Until a few years ago, the design of computer systems was relatively simple: there was a high speed CPU plus memory and the majority of the optimization was inside the CPU chip. As scaling has basically stopped and today, for designing computer systems, a wealth of parameters and boundary conditions need to be observed: power envelope, performance, hardware cost, workload, CPU, memory size, accelerator technology, boards, cooling, system etc. This has propelled the complexity of the design far beyond what a reasonable team of people can keep “in their head” and reason about. We will need a methodology, based on mathematical ground principles to addresses the fundamental equations which govern the system and use mathematical optimization to give a couple of directions system design should address. Such a methodology will allow to reason on system optimization and system parameter space.  Of course such a methodology  is also of key interest to the design of any electrical system in the future. Also "normal" ASIC's reach  complexities (in gate- or transistor counts) that  mathematical ground principles will increasingly be needed to address the system design early on.

About the panel member:

Ton Engbersen has been with the IBM Research Laboratory since 1980. His career spanned such diverse areas as Image processing, chip design, communications technology, server technology, legacy management, Innovation in Outsourcing and Data center Energy management.
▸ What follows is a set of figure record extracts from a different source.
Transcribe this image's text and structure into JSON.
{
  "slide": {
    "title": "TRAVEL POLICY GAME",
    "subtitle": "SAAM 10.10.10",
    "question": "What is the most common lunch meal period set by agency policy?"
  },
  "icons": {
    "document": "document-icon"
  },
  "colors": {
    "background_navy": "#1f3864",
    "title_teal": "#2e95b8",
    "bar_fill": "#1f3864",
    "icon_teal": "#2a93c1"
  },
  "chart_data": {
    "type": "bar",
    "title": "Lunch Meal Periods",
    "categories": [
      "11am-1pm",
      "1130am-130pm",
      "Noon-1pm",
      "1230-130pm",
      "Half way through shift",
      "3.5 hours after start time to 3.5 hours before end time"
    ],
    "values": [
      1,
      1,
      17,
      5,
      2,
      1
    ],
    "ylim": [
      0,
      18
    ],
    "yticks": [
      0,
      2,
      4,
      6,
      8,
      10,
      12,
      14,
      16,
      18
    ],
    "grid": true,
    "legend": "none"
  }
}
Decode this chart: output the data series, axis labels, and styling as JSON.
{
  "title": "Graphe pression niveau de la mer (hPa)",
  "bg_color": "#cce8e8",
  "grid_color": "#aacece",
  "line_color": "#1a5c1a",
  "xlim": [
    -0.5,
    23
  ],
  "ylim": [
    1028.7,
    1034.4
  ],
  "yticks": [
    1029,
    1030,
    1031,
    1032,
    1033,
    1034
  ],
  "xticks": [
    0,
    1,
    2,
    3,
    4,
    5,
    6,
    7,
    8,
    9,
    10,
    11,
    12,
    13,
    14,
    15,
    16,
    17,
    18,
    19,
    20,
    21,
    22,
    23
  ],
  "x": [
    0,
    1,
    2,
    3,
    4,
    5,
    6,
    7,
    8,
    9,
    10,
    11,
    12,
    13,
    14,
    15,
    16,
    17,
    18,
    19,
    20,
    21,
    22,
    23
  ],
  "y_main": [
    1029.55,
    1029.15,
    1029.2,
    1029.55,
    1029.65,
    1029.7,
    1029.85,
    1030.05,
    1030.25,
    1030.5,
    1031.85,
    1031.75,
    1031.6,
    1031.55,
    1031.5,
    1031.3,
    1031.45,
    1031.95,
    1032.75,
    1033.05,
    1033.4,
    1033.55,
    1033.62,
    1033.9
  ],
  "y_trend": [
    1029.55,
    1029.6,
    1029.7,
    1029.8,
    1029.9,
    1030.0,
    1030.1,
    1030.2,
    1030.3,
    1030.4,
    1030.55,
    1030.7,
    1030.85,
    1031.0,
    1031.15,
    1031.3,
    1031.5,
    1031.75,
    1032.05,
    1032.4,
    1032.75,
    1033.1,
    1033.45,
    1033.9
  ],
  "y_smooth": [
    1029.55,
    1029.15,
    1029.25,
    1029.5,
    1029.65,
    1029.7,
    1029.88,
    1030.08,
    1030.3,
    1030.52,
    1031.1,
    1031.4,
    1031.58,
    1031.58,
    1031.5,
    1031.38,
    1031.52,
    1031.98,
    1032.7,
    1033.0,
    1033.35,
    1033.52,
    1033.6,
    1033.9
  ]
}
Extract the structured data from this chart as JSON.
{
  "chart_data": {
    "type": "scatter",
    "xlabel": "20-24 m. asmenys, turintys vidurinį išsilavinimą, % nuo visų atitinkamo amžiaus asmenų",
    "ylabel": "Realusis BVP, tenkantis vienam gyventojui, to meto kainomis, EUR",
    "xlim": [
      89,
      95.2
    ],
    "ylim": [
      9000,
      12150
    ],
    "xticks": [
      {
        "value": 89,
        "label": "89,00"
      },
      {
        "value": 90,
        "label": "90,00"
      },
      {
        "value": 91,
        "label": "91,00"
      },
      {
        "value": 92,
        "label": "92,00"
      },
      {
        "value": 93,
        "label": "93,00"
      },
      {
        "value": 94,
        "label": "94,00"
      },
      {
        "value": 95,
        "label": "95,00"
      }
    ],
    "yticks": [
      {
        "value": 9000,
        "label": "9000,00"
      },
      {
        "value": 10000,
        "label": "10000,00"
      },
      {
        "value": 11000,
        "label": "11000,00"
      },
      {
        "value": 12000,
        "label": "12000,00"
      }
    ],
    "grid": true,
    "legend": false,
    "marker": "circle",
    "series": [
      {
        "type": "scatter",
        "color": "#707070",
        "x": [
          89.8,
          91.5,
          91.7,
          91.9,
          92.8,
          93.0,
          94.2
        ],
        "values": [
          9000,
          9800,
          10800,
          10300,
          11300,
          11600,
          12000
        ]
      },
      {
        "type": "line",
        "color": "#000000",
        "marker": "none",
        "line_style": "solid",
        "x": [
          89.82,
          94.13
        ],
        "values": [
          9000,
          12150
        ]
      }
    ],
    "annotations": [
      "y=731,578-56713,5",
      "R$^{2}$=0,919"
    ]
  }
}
Throughout the years he has held a range of management positions in Research and Development in Switzerland and in the US. As member of the IBM Academy of Technology he led the European branch from 2009-2011. Dr. Engbersen holds over 20 patents, has published more then 50 articles in refereed scientific journals and has given over 200 presentations on various subjects concerning his professional work.

Currently he is the Scientific Director for the ASTRON-IBM Center of Exascale Technology, and leading the DOME Project. Ton holds an EE Master from Eindhoven University, Netherlands and a PhD from the Swiss Federal Institute of Technology, Zurich, Switzerland.